We set out by piecing together the many facets of this issue that we wanted to address: the personal experiences and accounts of loneliness; the ideology of rampant individualism that helped create this problem; the inspiring stories of people and communities coming together to overcome loneliness; our relationship with and alienation from Nature; and the story of who we are as human beings – the hyper-social mammal whose survival has in large part depended on cooperation and reciprocity.
We hoped that the emotional power of song, together with the descriptive power of words, would be a good way to convey it all. I would interpret George’s narrative sketches and either set them to music or use them as an inspiration for the lyrics and music I would write. At this point, and with neither of us having had any experience of anything similar, we had no idea quite where this would end up.
It was towards the end of 2015 while I was in Scotland on tour that I received the first sketch from George.

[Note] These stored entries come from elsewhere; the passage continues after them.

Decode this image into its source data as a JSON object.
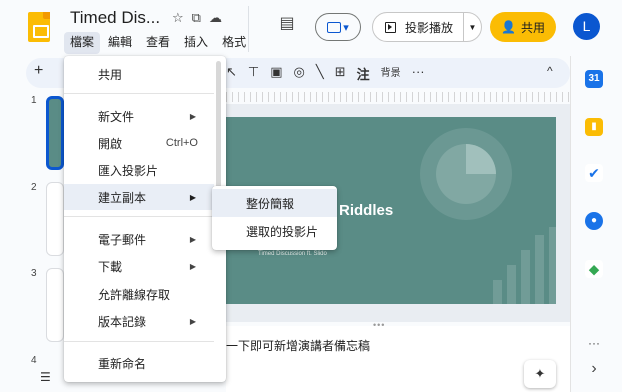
{
  "app": {
    "doc_title": "Timed Dis...",
    "title_icons": [
      "star-icon",
      "folder-move-icon",
      "cloud-status-icon"
    ],
    "menubar": [
      "檔案",
      "編輯",
      "查看",
      "插入",
      "格式"
    ],
    "avatar_letter": "L"
  },
  "header": {
    "slideshow_label": "投影播放",
    "share_label": "共用"
  },
  "toolbar": {
    "plus": "+",
    "background_label": "背景",
    "more": "···",
    "caret": "^"
  },
  "filmstrip": {
    "slide_numbers": [
      "1",
      "2",
      "3",
      "4"
    ]
  },
  "slide": {
    "title": "Riddles",
    "subtitle": "Timed Discussion ft. Slido"
  },
  "notes": {
    "text": "一下即可新增演講者備忘稿"
  },
  "file_menu": {
    "items": [
      {
        "label": "共用",
        "shortcut": "",
        "submenu": false
      },
      {
        "label": "新文件",
        "shortcut": "",
        "submenu": true
      },
      {
        "label": "開啟",
        "shortcut": "Ctrl+O",
        "submenu": false
      },
      {
        "label": "匯入投影片",
        "shortcut": "",
        "submenu": false
      },
      {
        "label": "建立副本",
        "shortcut": "",
        "submenu": true
      },
      {
        "label": "電子郵件",
        "shortcut": "",
        "submenu": true
      },
      {
        "label": "下載",
        "shortcut": "",
        "submenu": true
      },
      {
        "label": "允許離線存取",
        "shortcut": "",
        "submenu": false
      },
      {
        "label": "版本記錄",
        "shortcut": "",
        "submenu": true
      },
      {
        "label": "重新命名",
        "shortcut": "",
        "submenu": false
      }
    ],
    "highlighted": "建立副本"
  },
  "copy_submenu": {
    "items": [
      "整份簡報",
      "選取的投影片"
    ],
    "highlighted": "整份簡報"
  },
  "side_panel": {
    "icons": [
      "calendar-icon",
      "keep-icon",
      "tasks-icon",
      "contacts-icon",
      "maps-icon"
    ],
    "more": "···",
    "expand": "›"
  },
  "colors": {
    "accent": "#0b57d0",
    "share_yellow": "#fbbc04",
    "slide_teal": "#5a8c86",
    "menu_highlight": "#e9eef6"
  }
}
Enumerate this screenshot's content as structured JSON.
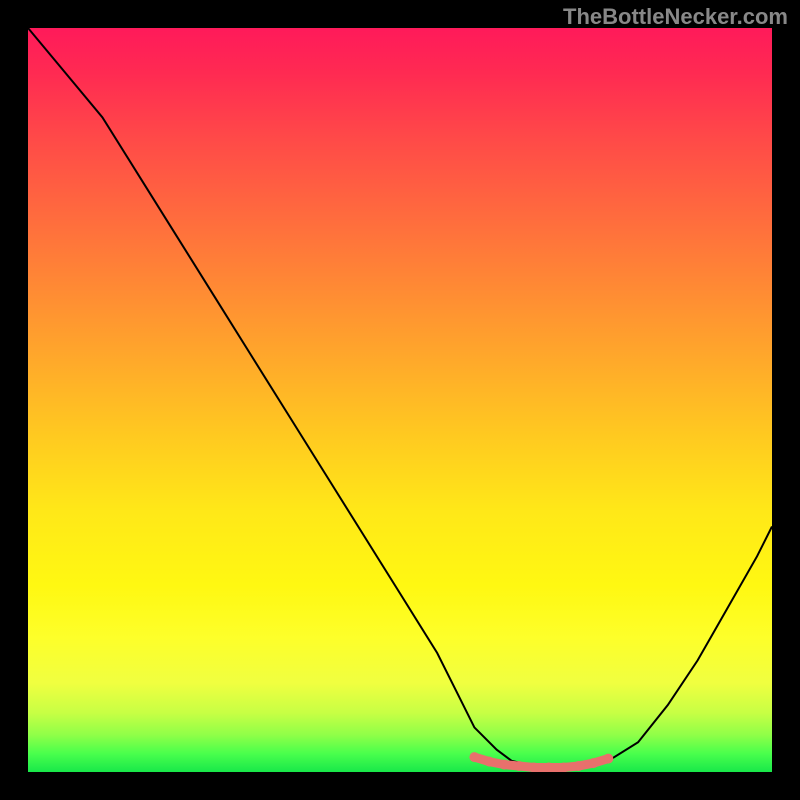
{
  "watermark": "TheBottleNecker.com",
  "chart_data": {
    "type": "line",
    "title": "",
    "xlabel": "",
    "ylabel": "",
    "xlim": [
      0,
      100
    ],
    "ylim": [
      0,
      100
    ],
    "series": [
      {
        "name": "bottleneck-curve",
        "x": [
          0,
          5,
          10,
          15,
          20,
          25,
          30,
          35,
          40,
          45,
          50,
          55,
          58,
          60,
          63,
          65,
          68,
          70,
          72,
          75,
          78,
          82,
          86,
          90,
          94,
          98,
          100
        ],
        "y": [
          100,
          94,
          88,
          80,
          72,
          64,
          56,
          48,
          40,
          32,
          24,
          16,
          10,
          6,
          3,
          1.5,
          0.8,
          0.6,
          0.6,
          0.8,
          1.5,
          4,
          9,
          15,
          22,
          29,
          33
        ]
      },
      {
        "name": "marker-band",
        "x": [
          60,
          62,
          64,
          66,
          68,
          70,
          72,
          74,
          76,
          78
        ],
        "y": [
          2.0,
          1.4,
          1.0,
          0.8,
          0.6,
          0.6,
          0.6,
          0.8,
          1.2,
          1.8
        ]
      }
    ],
    "gradient_stops": [
      {
        "pos": 0,
        "color": "#ff1a5a"
      },
      {
        "pos": 50,
        "color": "#ffca20"
      },
      {
        "pos": 85,
        "color": "#fdff2a"
      },
      {
        "pos": 100,
        "color": "#18e84a"
      }
    ],
    "marker_color": "#e8706c",
    "curve_color": "#000000"
  }
}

As I read over the two pages of loose verse, a narrative of social isolation through the eyes of an elderly woman, I could tell that this project was going to work. I began picking out a melody on the guitar and putting the first words to it that evening, and when I sent George my first draft of the song two weeks later, his reaction was the same.
This initial effort went on to become the song These Four Walls:
I’m stepping out of here, I can’t take it any more
Treading the grooves of a bare old floor
The TV set is turned down low
Familiar faces but none I know
The streets are crowded, but no one meets my eye
Is it me, or has the world gone shy?
The call for company cuts as I walk
An urge to listen, a need to talk
These four walls are standing still
These four walls are standing still
After about six months of working on these sketches I was ready to go into the studio and begin recording the album that we called Breaking the Spell of Loneliness. It was released last autumn and comprises eight original songs, set alongside an essay and notes by George. We also began a tour – a spoken and performed version of the album – that continues to take us across the UK.

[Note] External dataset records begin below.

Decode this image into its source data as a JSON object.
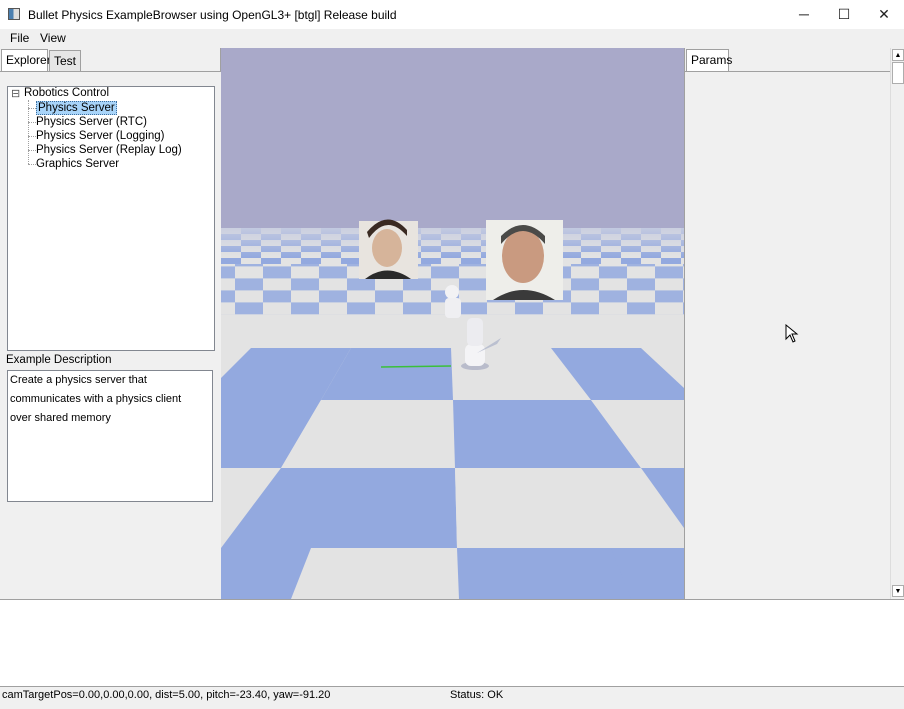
{
  "window": {
    "title": "Bullet Physics ExampleBrowser using OpenGL3+ [btgl] Release build",
    "minimize_glyph": "─",
    "maximize_glyph": "☐",
    "close_glyph": "✕"
  },
  "menu": [
    "File",
    "View"
  ],
  "left_tabs": [
    "Explorer",
    "Test"
  ],
  "tree": {
    "root": "Robotics Control",
    "expander": "⊟",
    "items": [
      "Physics Server",
      "Physics Server (RTC)",
      "Physics Server (Logging)",
      "Physics Server (Replay Log)",
      "Graphics Server"
    ],
    "selected_index": 0
  },
  "description": {
    "label": "Example Description",
    "lines": [
      "Create a physics server that",
      "communicates with a physics client",
      "over shared memory"
    ]
  },
  "params_tab": "Params",
  "status": {
    "camera": "camTargetPos=0.00,0.00,0.00, dist=5.00, pitch=-23.40, yaw=-91.20",
    "state": "Status: OK"
  },
  "colors": {
    "sky": "#a9a9c9",
    "tile_blue": "#93a9df",
    "tile_white": "#e3e3e3",
    "selection": "#a8d4f9"
  }
}
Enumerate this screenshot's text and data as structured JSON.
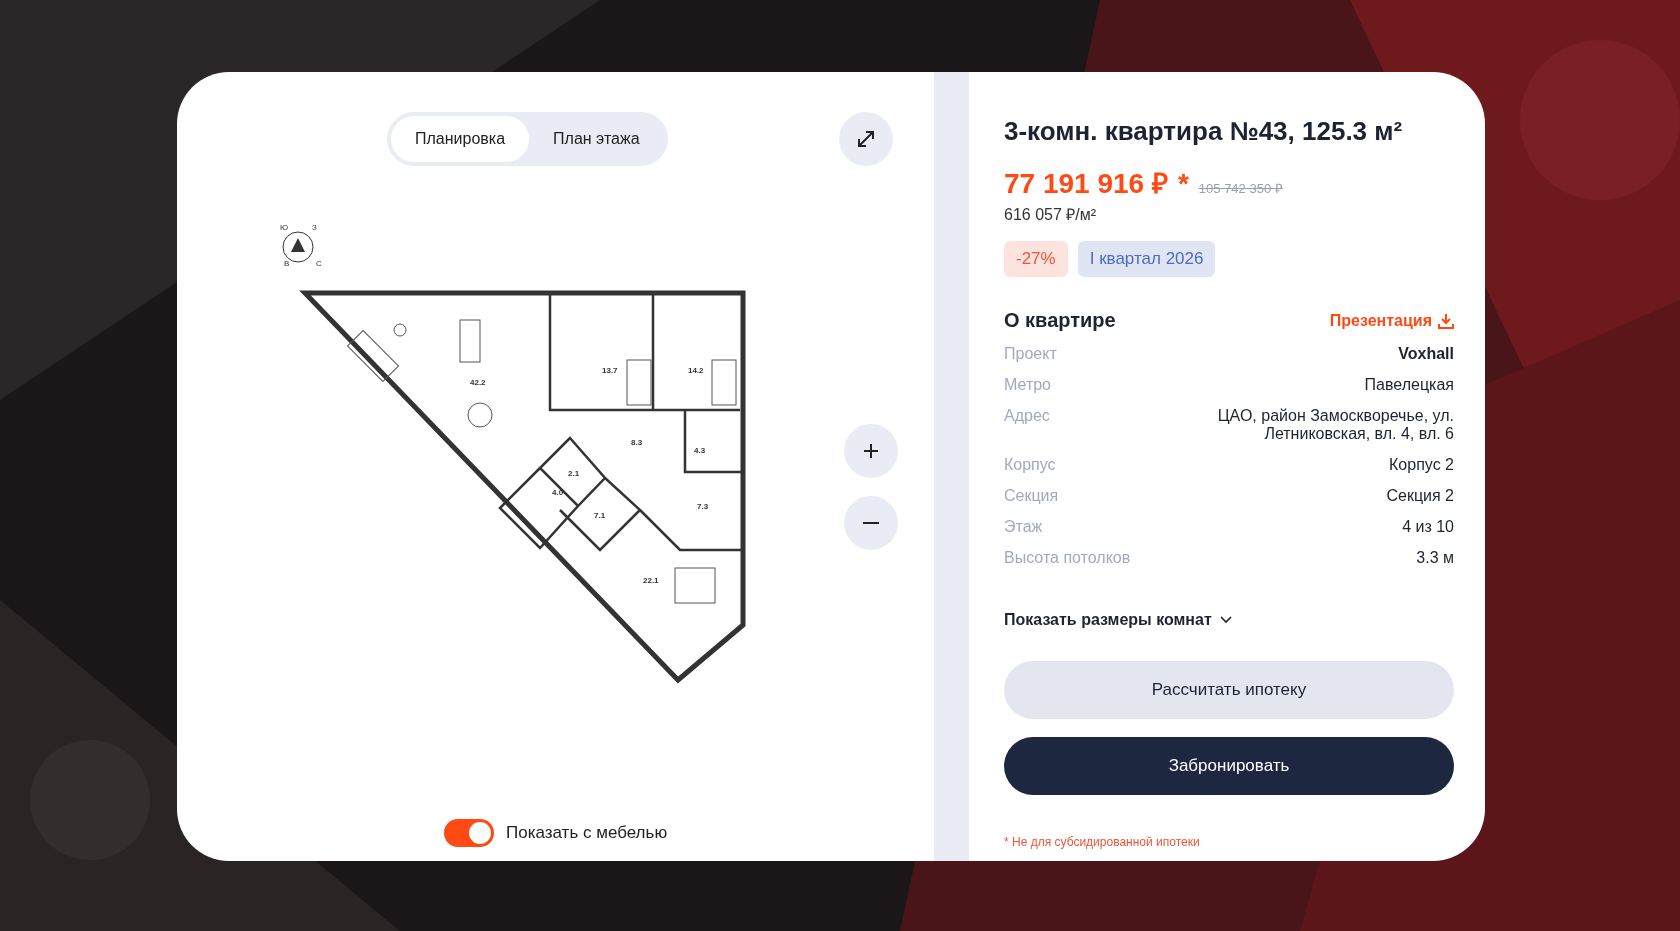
{
  "view_tabs": [
    {
      "label": "Планировка",
      "selected": true
    },
    {
      "label": "План этажа",
      "selected": false
    }
  ],
  "plan": {
    "compass": [
      "Ю",
      "З",
      "В",
      "С"
    ],
    "rooms": [
      {
        "area": "42.2"
      },
      {
        "area": "13.7"
      },
      {
        "area": "14.2"
      },
      {
        "area": "8.3"
      },
      {
        "area": "4.3"
      },
      {
        "area": "2.1"
      },
      {
        "area": "4.0"
      },
      {
        "area": "7.1"
      },
      {
        "area": "7.3"
      },
      {
        "area": "22.1"
      }
    ]
  },
  "furniture_toggle": {
    "label": "Показать с мебелью",
    "on": true
  },
  "title": "3-комн. квартира №43, 125.3 м²",
  "price": {
    "current": "77 191 916 ₽",
    "mark": "*",
    "old": "105 742 350 ₽",
    "per_m2": "616 057 ₽/м²"
  },
  "badges": [
    {
      "text": "-27%",
      "kind": "discount"
    },
    {
      "text": "I квартал 2026",
      "kind": "date"
    }
  ],
  "about": {
    "heading": "О квартире",
    "link": "Презентация",
    "rows": [
      {
        "label": "Проект",
        "value": "Voxhall",
        "kind": "bold"
      },
      {
        "label": "Метро",
        "value": "Павелецкая",
        "kind": "plain"
      },
      {
        "label": "Адрес",
        "value": "ЦАО, район Замоскворечье, ул. Летниковская, вл. 4, вл. 6",
        "kind": "plain"
      },
      {
        "label": "Корпус",
        "value": "Корпус 2",
        "kind": "plain"
      },
      {
        "label": "Секция",
        "value": "Секция 2",
        "kind": "plain"
      },
      {
        "label": "Этаж",
        "value": "4 из 10",
        "kind": "plain"
      },
      {
        "label": "Высота потолков",
        "value": "3.3 м",
        "kind": "plain"
      }
    ]
  },
  "room_sizes": {
    "label": "Показать размеры комнат",
    "expanded": false
  },
  "buttons": [
    {
      "label": "Рассчитать ипотеку",
      "kind": "secondary"
    },
    {
      "label": "Забронировать",
      "kind": "primary"
    }
  ],
  "footnote": "* Не для субсидированной ипотеки"
}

The response we’ve received has been fantastic and it’s reinforced to us that this is a topic that resonates with a great many people. We end each concert with a singalong (something quite normal on the folk scene!), before inviting everyone to say hello to someone they don’t know, and then it’s on to the local pub to carry on the conversation and get to know each other a bit. It seems that the often shy and retiring British public need only permission to talk to strangers, and the floodgates open.
We’ve seen many connections made during these end-of-evening get-togethers: strangers exchanging contact details, determined to start a local community group; people newly arrived in a city with few friends, but leaving with a page full of phone numbers and a meet-up planned for the following weekend; the beginnings of a community choir and much more. We’ve also heard many heart-warming stories from people about the projects that are going on to rebuild connections, from community kitchens to street parties, and the successes that some of these are having despite a criminal lack of government support or funding. Wherever possible we’ve been meeting up with these initiatives, hearing about what they do and trying to use each concert as an occasion to shine a light on what is going on locally.
We embarked upon this project with the view that this epidemic of loneliness that we are facing was barely being talked about, let alone acted upon. Whilst the problem has gone nowhere, we have seen along the way that there is in fact a huge amount of inspiring work being done by people up and down the country to begin to repair our torn social fabric. More power to their elbows!